I won't post again on this topic, I'll let someone else have the last
word(s). I changed the subject line to reflect more accurately what this is
about.
I linked Anabaptism with Arminian views specifically b/c of the Anabaptist
view that the church is those who in a highly visible way freely choose to
become disciples of Christ, at an age when they are mature enough to
understand the magnitude and consequences of their decision.
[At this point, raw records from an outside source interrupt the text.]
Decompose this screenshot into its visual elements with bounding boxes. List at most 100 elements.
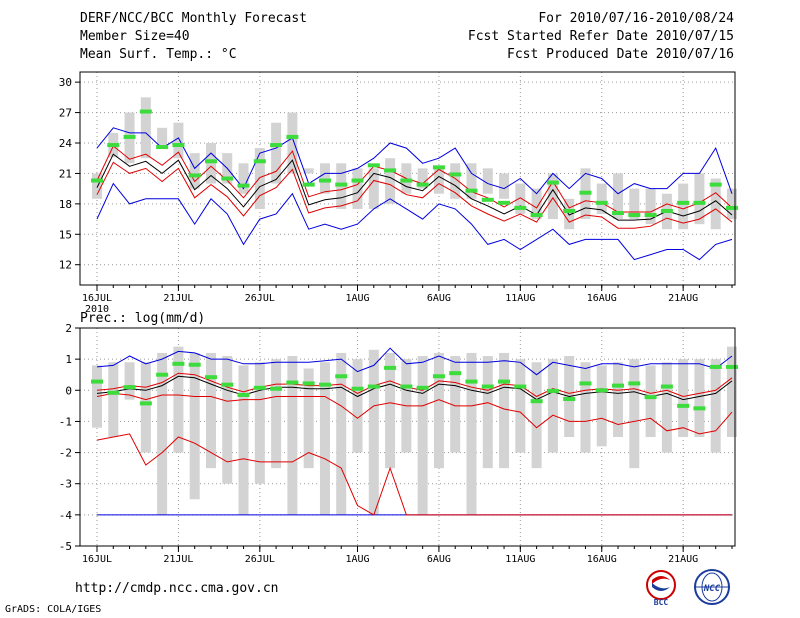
median-marker: [139, 401, 152, 406]
median-marker: [644, 395, 657, 400]
source-url[interactable]: http://cmdp.ncc.cma.gov.cn: [75, 581, 279, 596]
std-low-line: [96, 161, 733, 229]
median-marker: [123, 134, 136, 139]
ensemble-box: [596, 183, 607, 214]
x-tick-label: 21JUL: [163, 293, 193, 304]
median-marker: [253, 385, 266, 390]
x-tick-label: 21AUG: [668, 293, 698, 304]
median-marker: [188, 173, 201, 178]
median-marker: [693, 200, 706, 205]
median-marker: [498, 200, 511, 205]
ensemble-box: [385, 352, 396, 469]
median-marker: [270, 143, 283, 148]
ensemble-box: [710, 178, 721, 230]
median-marker: [253, 159, 266, 164]
ensemble-box: [140, 97, 151, 159]
median-marker: [449, 172, 462, 177]
ensemble-box: [694, 359, 705, 437]
std-high-line: [96, 372, 733, 398]
ensemble-box: [417, 168, 428, 189]
ensemble-box: [238, 365, 249, 515]
x-tick-label: 6AUG: [427, 293, 451, 304]
y-tick-label: -3: [59, 478, 72, 491]
median-marker: [156, 372, 169, 377]
y-tick-label: -2: [59, 447, 72, 460]
ensemble-box: [352, 168, 363, 209]
y-tick-label: -1: [59, 415, 72, 428]
ensemble-box: [629, 359, 640, 469]
ensemble-box: [336, 352, 347, 515]
median-marker: [270, 386, 283, 391]
member-size-label: Member Size=40: [80, 29, 190, 44]
ensemble-box: [531, 188, 542, 220]
median-marker: [546, 388, 559, 393]
ensemble-box: [710, 359, 721, 453]
ensemble-box: [173, 346, 184, 453]
ensemble-box: [303, 368, 314, 469]
ensemble-box: [694, 173, 705, 225]
median-marker: [221, 176, 234, 181]
ensemble-box: [385, 158, 396, 204]
ensemble-box: [596, 365, 607, 447]
median-marker: [726, 364, 738, 369]
x-tick-year-label: 2010: [85, 304, 109, 315]
ensemble-box: [678, 183, 689, 230]
median-marker: [302, 381, 315, 386]
ensemble-box: [727, 346, 737, 437]
median-marker: [237, 183, 250, 188]
x-tick-label: 16AUG: [587, 293, 617, 304]
median-marker: [709, 182, 722, 187]
median-marker: [677, 403, 690, 408]
median-marker: [514, 384, 527, 389]
median-marker: [107, 143, 120, 148]
median-marker: [384, 168, 397, 173]
ensemble-box: [189, 352, 200, 500]
ensemble-box: [678, 359, 689, 437]
ensemble-box: [531, 362, 542, 469]
ensemble-box: [450, 356, 461, 453]
ensemble-box: [515, 359, 526, 453]
ensemble-box: [613, 362, 624, 437]
x-tick-label: 11AUG: [505, 554, 535, 565]
ensemble-box: [173, 122, 184, 159]
median-marker: [139, 109, 152, 114]
ensemble-box: [205, 143, 216, 184]
ensemble-box: [645, 365, 656, 437]
ensemble-box: [271, 359, 282, 469]
y-tick-label: 27: [59, 107, 72, 120]
median-marker: [400, 178, 413, 183]
ensemble-box: [613, 173, 624, 220]
y-tick-label: 0: [65, 384, 72, 397]
median-marker: [367, 384, 380, 389]
median-marker: [318, 178, 331, 183]
median-marker: [367, 163, 380, 168]
median-marker: [172, 143, 185, 148]
max-line: [96, 347, 733, 376]
forecast-period: For 2010/07/16-2010/08/24: [538, 11, 734, 26]
median-marker: [286, 380, 299, 385]
median-marker: [416, 385, 429, 390]
lower-percentile-line: [96, 433, 732, 516]
median-marker: [335, 182, 348, 187]
median-marker: [432, 165, 445, 170]
plot-frame: [79, 71, 736, 286]
ensemble-box: [466, 163, 477, 199]
ensemble-box: [157, 127, 168, 149]
ensemble-box: [727, 188, 737, 220]
median-marker: [481, 197, 494, 202]
median-marker: [351, 386, 364, 391]
bcc-logo-text: BCC: [654, 598, 669, 607]
median-marker: [563, 397, 576, 402]
median-marker: [628, 381, 641, 386]
median-marker: [595, 388, 608, 393]
median-marker: [660, 208, 673, 213]
median-marker: [677, 200, 690, 205]
median-marker: [221, 382, 234, 387]
ensemble-box: [547, 173, 558, 220]
grads-credit: GrADS: COLA/IGES: [5, 604, 102, 615]
median-marker: [612, 210, 625, 215]
ensemble-box: [92, 173, 102, 199]
median-marker: [726, 205, 738, 210]
y-tick-label: 1: [65, 353, 72, 366]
Thus their
view of baptism follows from this.
What they were rejecting at the time was the standard RC view, mirrored in
the churches of the "magisterial" reformation (those reformation churches
that were closely tied to state power, such as the Calvinists, the
Lutherans, and the Anglicans), that princes and kings can impose a specific
creed on their subjects (this led to the Enlightenment view that
church/state separation is needed); and the view that infants should be
baptized since they were already actual members of Christ's body on earth, a
membership confirmed later by their own participation as adults in religious
worship. Baptists of reformed leanings (I have heard several outstanding
preachers from this group, which I greatly respect) do indeed as far as I
know take an Anabaptist view of the Eucharist without taking free will
theology. They likewise take adult baptism, obviously, and deny the
validity of state churches.
I simply wanted to do to things in my earlier posts. (1) point out to
Janice the inadquacy of trying to define orthodoxy *simply* from the views
of the majority of Christians in all ages--as important as that really truly
is for defining orthodoxy. (2) show Janice that views I was guessing that
she held herself, might not fit the particular definition. Believer baptism
and a low view of the Eucharist are NOT majority views in Christendom,
either historically or now. Unless perhaps we define Christianity in a
particularly narrow way that denies the most Christians are or have been
Christians.
As I say, I'm not going further with this.